14 Reproducible Environments
Adapted by UCD-SeRG team from original by Anna Nguyen
14.1 Package Version Control with renv
14.1.1 Introduction
Replicable code should produce the same results, regardless of when or where it’s run. However, our analyses often leverage open-source R packages that are developed by other teams. These packages continue to be developed after research projects are completed, which may include changes to analysis functions that could impact how code runs for both other team members and external replicators.
For example, suppose we had used a function that took in one argument, such that our code contained example_function(arg_a = "a"). A few months after we publish our code, the package developers update the function to take in another mandatory argument arg_b. If someone runs our code, but has the most recent version of the package, they’ll receive an error message that the argument arg_b is missing and will not be able to full reproduce our results.
To ensure that the right functions are used in replication efforts, it is important for us to keep track of package versions used in each project.
renv can be to promote reproducible environments within R projects. renv creates individual package libraries for each project instead of having all projects, which may use different versions of the same package, share the same package library. However, for projects that use many packages, this process can be memory intensive and increase the time needed for a new users to start running code.
In this lab manual chapter, we provide a quick tutorial for integrating renv into research workflows. For more detailed instructions, please refer to the renv package vignette.
14.1.2 Implementing renv in projects
Ideally, renv should be initiated at the start of projects and updated continuously when new packages are introduced in the codebase. However, this process can be initiated at any point in a project
To add renv to your workflow, follow these steps:
- Install the
renvpackage by runninginstall.packages("renv") - Create an RProject file and ensure that your working directory is set to the correct folder
- In the R console, run
renv::init()to initialize renv in your R Project - This will create the following files:
renv.lock, .Rprofile,renv/settings.jsonandrenv/activate.R. Commit and push these files to GitHub so that they’re accessible to other users. - As you write code, update the project’s R library by running
renv::snapshot()in the R console - Add
renv::restore()to the head of your config file, to make sure that all users that run your code are on the same package versions.

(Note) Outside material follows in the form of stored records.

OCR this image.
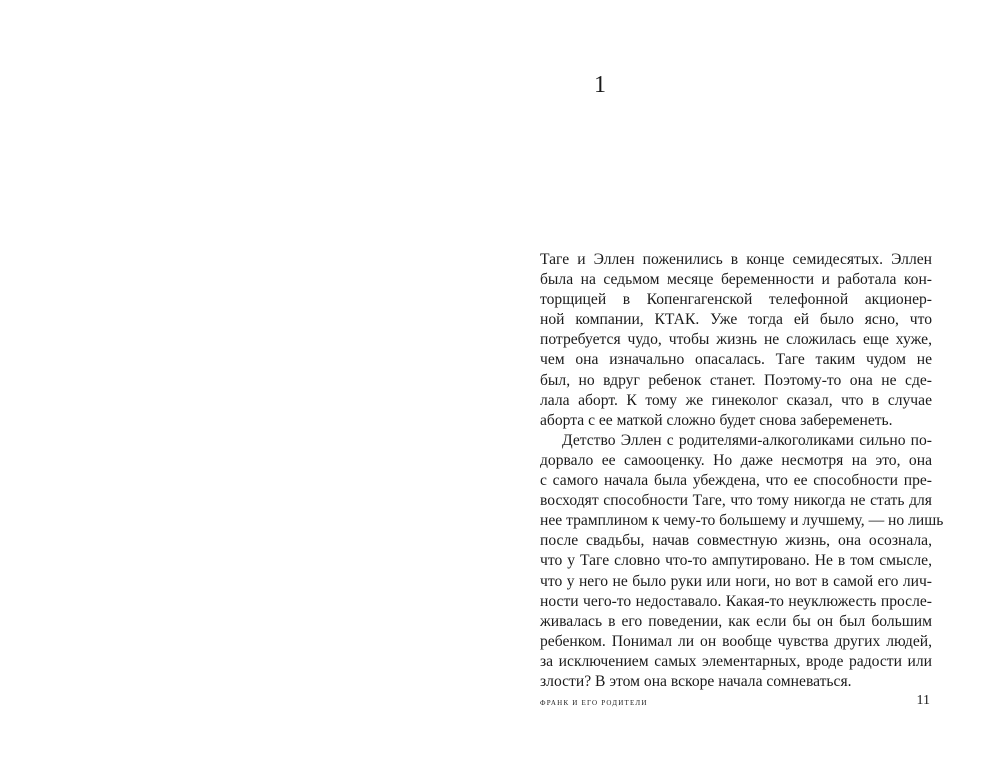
1

Таге и Эллен поженились в конце семидесятых. Эллен
была на седьмом месяце беременности и работала кон-
торщицей в Копенгагенской телефонной акционер-
ной компании, КТАК. Уже тогда ей было ясно, что
потребуется чудо, чтобы жизнь не сложилась еще хуже,
чем она изначально опасалась. Таге таким чудом не
был, но вдруг ребенок станет. Поэтому-то она не сде-
лала аборт. К тому же гинеколог сказал, что в случае
аборта с ее маткой сложно будет снова забеременеть.

Детство Эллен с родителями-алкоголиками сильно по-
дорвало ее самооценку. Но даже несмотря на это, она
с самого начала была убеждена, что ее способности пре-
восходят способности Таге, что тому никогда не стать для
нее трамплином к чему-то большему и лучшему, — но лишь
после свадьбы, начав совместную жизнь, она осознала,
что у Таге словно что-то ампутировано. Не в том смысле,
что у него не было руки или ноги, но вот в самой его лич-
ности чего-то недоставало. Какая-то неуклюжесть просле-
живалась в его поведении, как если бы он был большим
ребенком. Понимал ли он вообще чувства других людей,
за исключением самых элементарных, вроде радости или
злости? В этом она вскоре начала сомневаться.

франк и его родители	11
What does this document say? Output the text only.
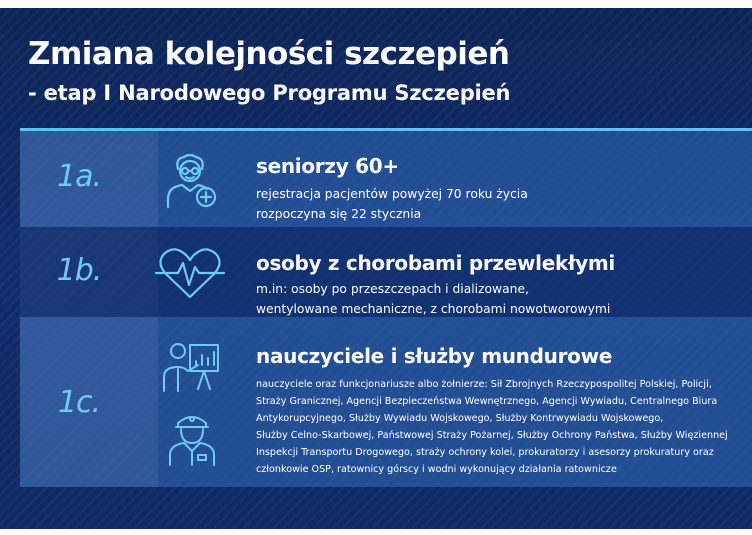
Zmiana kolejności szczepień
- etap I Narodowego Programu Szczepień
1a.	seniorzy 60+

rejestracja pacjentów powyżej 70 roku życia
rozpoczyna się 22 stycznia

1b.	osoby z chorobami przewlekłymi

m.in: osoby po przeszczepach i dializowane,
wentylowane mechaniczne, z chorobami nowotworowymi

1c.
nauczyciele i służby mundurowe

nauczyciele oraz funkcjonariusze albo żołnierze: Sił Zbrojnych Rzeczypospolitej Polskiej, Policji,
Straży Granicznej, Agencji Bezpieczeństwa Wewnętrznego, Agencji Wywiadu, Centralnego Biura
Antykorupcyjnego, Służby Wywiadu Wojskowego, Służby Kontrwywiadu Wojskowego,
Służby Celno-Skarbowej, Państwowej Straży Pożarnej, Służby Ochrony Państwa, Służby Więziennej
Inspekcji Transportu Drogowego, straży ochrony kolei, prokuratorzy i asesorzy prokuratury oraz
członkowie OSP, ratownicy górscy i wodni wykonujący działania ratownicze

14.1.3 Configuring renv settings
The renv/settings.json file created during initialization allows you to customize how renv behaves in your project. One useful setting is snapshot.dev, which controls whether development dependencies are included by default when calling renv::snapshot() or renv::status().

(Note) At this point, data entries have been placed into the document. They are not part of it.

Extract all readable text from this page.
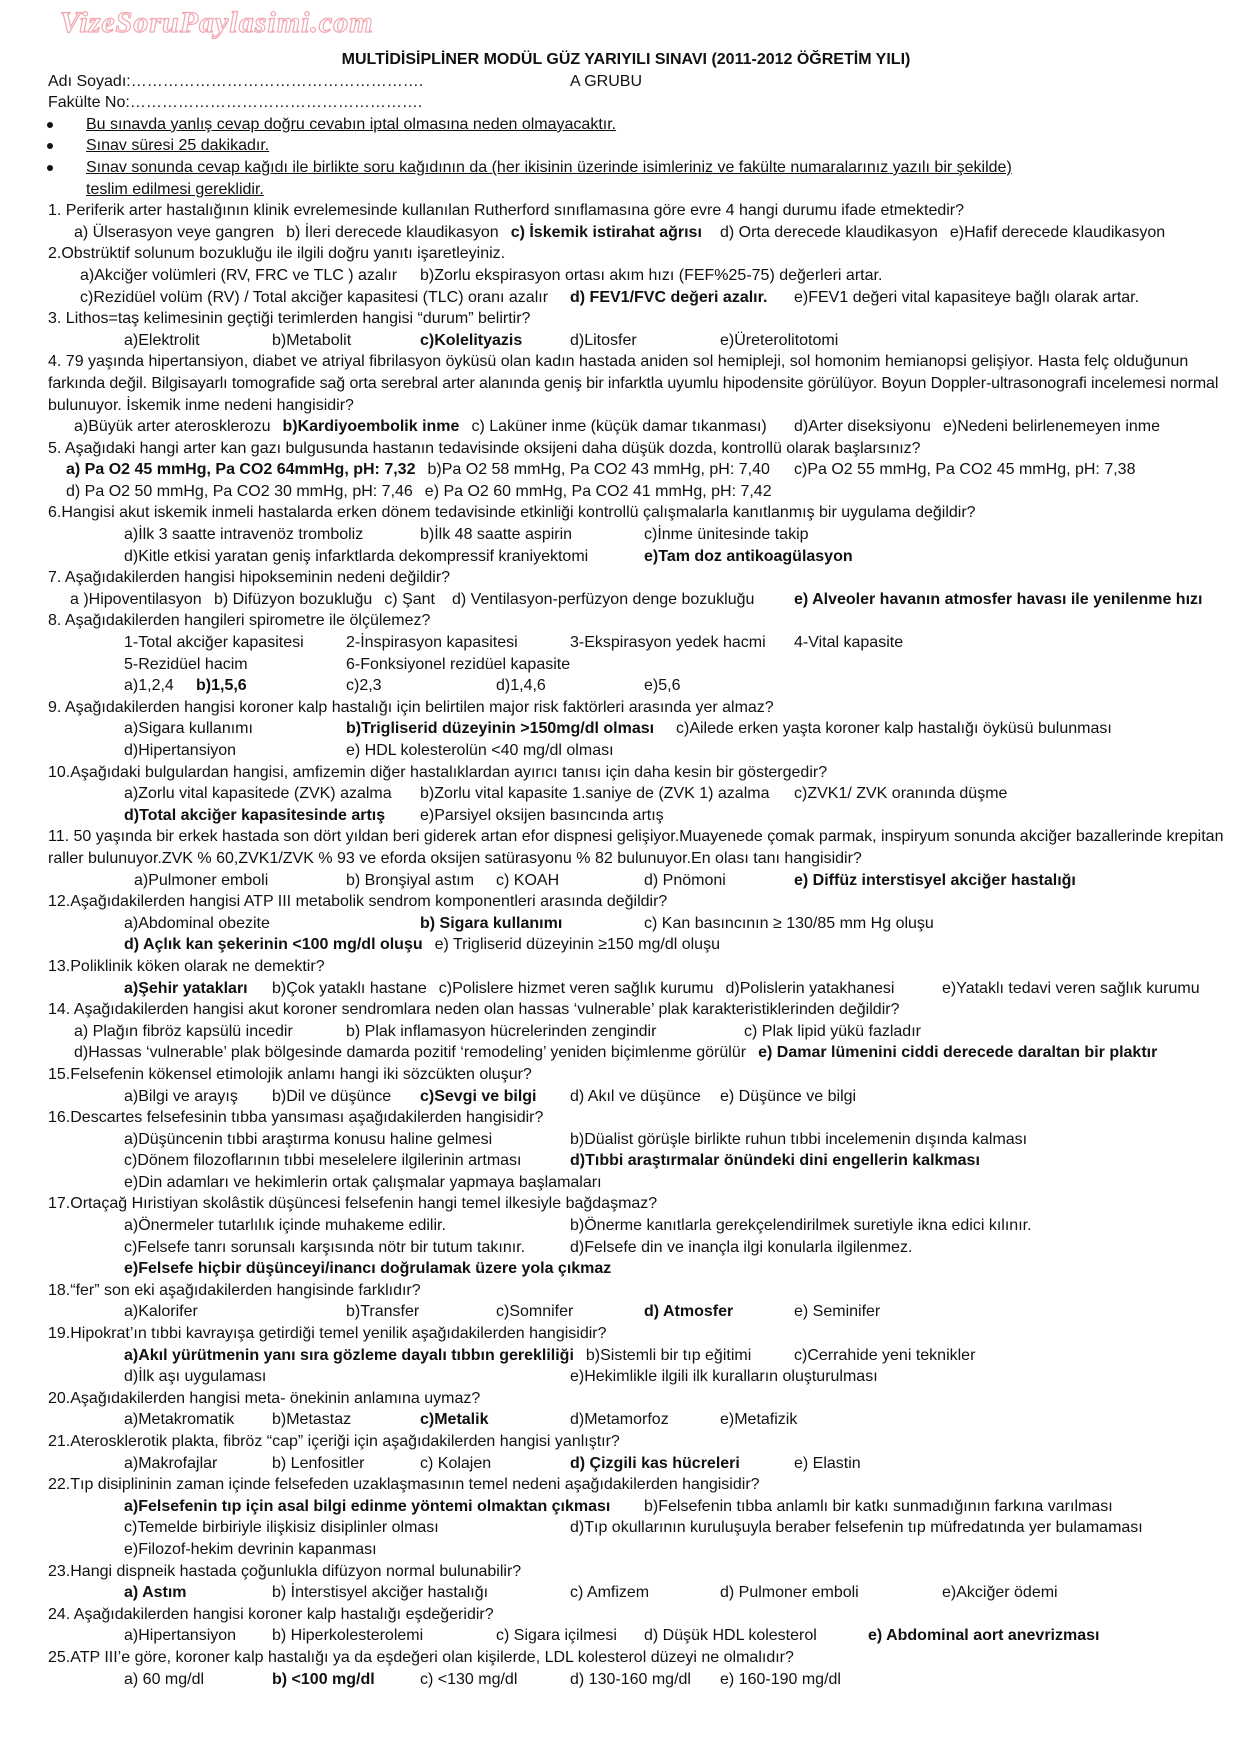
VizeSoruPaylasimi.com
MULTİDİSİPLİNER MODÜL GÜZ YARIYILI SINAVI (2011-2012 ÖĞRETİM YILI)
Adı Soyadı:……………………………………………….	A GRUBU
Fakülte No:……………………………………………….
Bu sınavda yanlış cevap doğru cevabın iptal olmasına neden olmayacaktır.
Sınav süresi 25 dakikadır.
Sınav sonunda cevap kağıdı ile birlikte soru kağıdının da (her ikisinin üzerinde isimleriniz ve fakülte numaralarınız yazılı bir şekilde)
teslim edilmesi gereklidir.
1. Periferik arter hastalığının klinik evrelemesinde kullanılan Rutherford sınıflamasına göre evre 4 hangi durumu ifade etmektedir?
a) Ülserasyon veye gangren b) İleri derecede klaudikasyon c) İskemik istirahat ağrısı d) Orta derecede klaudikasyon e)Hafif derecede klaudikasyon
2.Obstrüktif solunum bozukluğu ile ilgili doğru yanıtı işaretleyiniz.
a)Akciğer volümleri (RV, FRC ve TLC ) azalır b)Zorlu ekspirasyon ortası akım hızı (FEF%25-75) değerleri artar.
c)Rezidüel volüm (RV) / Total akciğer kapasitesi (TLC) oranı azalır d) FEV1/FVC değeri azalır. e)FEV1 değeri vital kapasiteye bağlı olarak artar.
3. Lithos=taş kelimesinin geçtiği terimlerden hangisi “durum” belirtir?
a)Elektrolit	b)Metabolit	c)Kolelityazis	d)Litosfer	e)Üreterolitotomi
4. 79 yaşında hipertansiyon, diabet ve atriyal fibrilasyon öyküsü olan kadın hastada aniden sol hemipleji, sol homonim hemianopsi gelişiyor. Hasta felç olduğunun
farkında değil. Bilgisayarlı tomografide sağ orta serebral arter alanında geniş bir infarktla uyumlu hipodensite görülüyor. Boyun Doppler-ultrasonografi incelemesi normal
bulunuyor. İskemik inme nedeni hangisidir?
a)Büyük arter aterosklerozu b)Kardiyoembolik inme c) Laküner inme (küçük damar tıkanması) d)Arter diseksiyonu e)Nedeni belirlenemeyen inme
5. Aşağıdaki hangi arter kan gazı bulgusunda hastanın tedavisinde oksijeni daha düşük dozda, kontrollü olarak başlarsınız?
a) Pa O2 45 mmHg, Pa CO2 64mmHg, pH: 7,32 b)Pa O2 58 mmHg, Pa CO2 43 mmHg, pH: 7,40 c)Pa O2 55 mmHg, Pa CO2 45 mmHg, pH: 7,38
d) Pa O2 50 mmHg, Pa CO2 30 mmHg, pH: 7,46 e) Pa O2 60 mmHg, Pa CO2 41 mmHg, pH: 7,42
6.Hangisi akut iskemik inmeli hastalarda erken dönem tedavisinde etkinliği kontrollü çalışmalarla kanıtlanmış bir uygulama değildir?
a)İlk 3 saatte intravenöz tromboliz	b)İlk 48 saatte aspirin	c)İnme ünitesinde takip
d)Kitle etkisi yaratan geniş infarktlarda dekompressif kraniyektomi	e)Tam doz antikoagülasyon
7. Aşağıdakilerden hangisi hipokseminin nedeni değildir?
a )Hipoventilasyon b) Difüzyon bozukluğu c) Şant d) Ventilasyon-perfüzyon denge bozukluğu e) Alveoler havanın atmosfer havası ile yenilenme hızı
8. Aşağıdakilerden hangileri spirometre ile ölçülemez?
1-Total akciğer kapasitesi	2-İnspirasyon kapasitesi	3-Ekspirasyon yedek hacmi 4-Vital kapasite
5-Rezidüel hacim	6-Fonksiyonel rezidüel kapasite
a)1,2,4 b)1,5,6	c)2,3	d)1,4,6	e)5,6
9. Aşağıdakilerden hangisi koroner kalp hastalığı için belirtilen major risk faktörleri arasında yer almaz?
a)Sigara kullanımı	b)Trigliserid düzeyinin >150mg/dl olması c)Ailede erken yaşta koroner kalp hastalığı öyküsü bulunması
d)Hipertansiyon	e) HDL kolesterolün <40 mg/dl olması
10.Aşağıdaki bulgulardan hangisi, amfizemin diğer hastalıklardan ayırıcı tanısı için daha kesin bir göstergedir?
a)Zorlu vital kapasitede (ZVK) azalma b)Zorlu vital kapasite 1.saniye de (ZVK 1) azalma c)ZVK1/ ZVK oranında düşme
d)Total akciğer kapasitesinde artış e)Parsiyel oksijen basıncında artış
11. 50 yaşında bir erkek hastada son dört yıldan beri giderek artan efor dispnesi gelişiyor.Muayenede çomak parmak, inspiryum sonunda akciğer bazallerinde krepitan
raller bulunuyor.ZVK % 60,ZVK1/ZVK % 93 ve eforda oksijen satürasyonu % 82 bulunuyor.En olası tanı hangisidir?
a)Pulmoner emboli	b) Bronşiyal astım c) KOAH	d) Pnömoni	e) Diffüz interstisyel akciğer hastalığı
12.Aşağıdakilerden hangisi ATP III metabolik sendrom komponentleri arasında değildir?
a)Abdominal obezite	b) Sigara kullanımı	c) Kan basıncının ≥ 130/85 mm Hg oluşu
d) Açlık kan şekerinin <100 mg/dl oluşu e) Trigliserid düzeyinin ≥150 mg/dl oluşu
13.Poliklinik köken olarak ne demektir?
a)Şehir yatakları b)Çok yataklı hastane c)Polislere hizmet veren sağlık kurumu d)Polislerin yatakhanesi	e)Yataklı tedavi veren sağlık kurumu
14. Aşağıdakilerden hangisi akut koroner sendromlara neden olan hassas ‘vulnerable’ plak karakteristiklerinden değildir?
a) Plağın fibröz kapsülü incedir	b) Plak inflamasyon hücrelerinden zengindir	c) Plak lipid yükü fazladır
d)Hassas ‘vulnerable’ plak bölgesinde damarda pozitif ‘remodeling’ yeniden biçimlenme görülür e) Damar lümenini ciddi derecede daraltan bir plaktır
15.Felsefenin kökensel etimolojik anlamı hangi iki sözcükten oluşur?
a)Bilgi ve arayış b)Dil ve düşünce c)Sevgi ve bilgi d) Akıl ve düşünce e) Düşünce ve bilgi
16.Descartes felsefesinin tıbba yansıması aşağıdakilerden hangisidir?
a)Düşüncenin tıbbi araştırma konusu haline gelmesi	b)Düalist görüşle birlikte ruhun tıbbi incelemenin dışında kalması
c)Dönem filozoflarının tıbbi meselelere ilgilerinin artması	d)Tıbbi araştırmalar önündeki dini engellerin kalkması
e)Din adamları ve hekimlerin ortak çalışmalar yapmaya başlamaları
17.Ortaçağ Hıristiyan skolâstik düşüncesi felsefenin hangi temel ilkesiyle bağdaşmaz?
a)Önermeler tutarlılık içinde muhakeme edilir.	b)Önerme kanıtlarla gerekçelendirilmek suretiyle ikna edici kılınır.
c)Felsefe tanrı sorunsalı karşısında nötr bir tutum takınır.	d)Felsefe din ve inançla ilgi konularla ilgilenmez.
e)Felsefe hiçbir düşünceyi/inancı doğrulamak üzere yola çıkmaz
18.“fer” son eki aşağıdakilerden hangisinde farklıdır?
a)Kalorifer	b)Transfer	c)Somnifer	d) Atmosfer	e) Seminifer
19.Hipokrat’ın tıbbi kavrayışa getirdiği temel yenilik aşağıdakilerden hangisidir?
a)Akıl yürütmenin yanı sıra gözleme dayalı tıbbın gerekliliği b)Sistemli bir tıp eğitimi	c)Cerrahide yeni teknikler
d)İlk aşı uygulaması	e)Hekimlikle ilgili ilk kuralların oluşturulması
20.Aşağıdakilerden hangisi meta- önekinin anlamına uymaz?
a)Metakromatik b)Metastaz	c)Metalik	d)Metamorfoz	e)Metafizik
21.Aterosklerotik plakta, fibröz “cap” içeriği için aşağıdakilerden hangisi yanlıştır?
a)Makrofajlar	b) Lenfositler	c) Kolajen	d) Çizgili kas hücreleri	e) Elastin
22.Tıp disiplininin zaman içinde felsefeden uzaklaşmasının temel nedeni aşağıdakilerden hangisidir?
a)Felsefenin tıp için asal bilgi edinme yöntemi olmaktan çıkması b)Felsefenin tıbba anlamlı bir katkı sunmadığının farkına varılması
c)Temelde birbiriyle ilişkisiz disiplinler olması	d)Tıp okullarının kuruluşuyla beraber felsefenin tıp müfredatında yer bulamaması
e)Filozof-hekim devrinin kapanması
23.Hangi dispneik hastada çoğunlukla difüzyon normal bulunabilir?
a) Astım	b) İnterstisyel akciğer hastalığı	c) Amfizem	d) Pulmoner emboli	e)Akciğer ödemi
24. Aşağıdakilerden hangisi koroner kalp hastalığı eşdeğeridir?
a)Hipertansiyon b) Hiperkolesterolemi	c) Sigara içilmesi d) Düşük HDL kolesterol	e) Abdominal aort anevrizması
25.ATP III’e göre, koroner kalp hastalığı ya da eşdeğeri olan kişilerde, LDL kolesterol düzeyi ne olmalıdır?
a) 60 mg/dl	b) <100 mg/dl	c) <130 mg/dl	d) 130-160 mg/dl e) 160-190 mg/dl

14.1.3.1 Reducing startup messages
When working on projects, you may encounter startup messages indicating that renv is out of sync with the lockfile. To reduce these messages in most projects, add the following setting to renv/settings.json:
"snapshot.dev": trueThis setting (available in renv version 1.1.6 and later) includes development dependencies in snapshots by default, which helps keep the lockfile aligned with your actual usage and eliminates many synchronization warnings.
If startup messages about being out of sync persist after enabling this setting, use renv::restore() to sync your local library with the lockfile, or renv::snapshot() to update the lockfile with your current package versions.
For more details on renv configuration options, see the official renv documentation.
14.1.4 Using projects with renv
If you’re starting to work on an ongoing project that already has renv set up, follow these steps to ensure that you’re using the same project versions.
- Install the
renvpackage by runninginstall.packages("renv") - Pull the most updated version of the project from GitHub
- Open the project’s RProject file
- Run
renv::restore(). In our lab’s projects, this is often already found at the top of the config file, so you can just run scripts as is. - This will pull up a list of the project’s packages that need to be updated for you to be consistent with the project. The console will ask if you want to proceed with updating these packages - type “Y” to continue.
- Wait for the correct versions of each package to install/update. This may take some time, depending on how many packages the project uses.
- Your R environment should now be using the same package versions as specified in the
renvlock file. You should now be able to replicate the code. - If you make edits to the code and introduce new/updated packages, see the section above for instructions on how to make updates.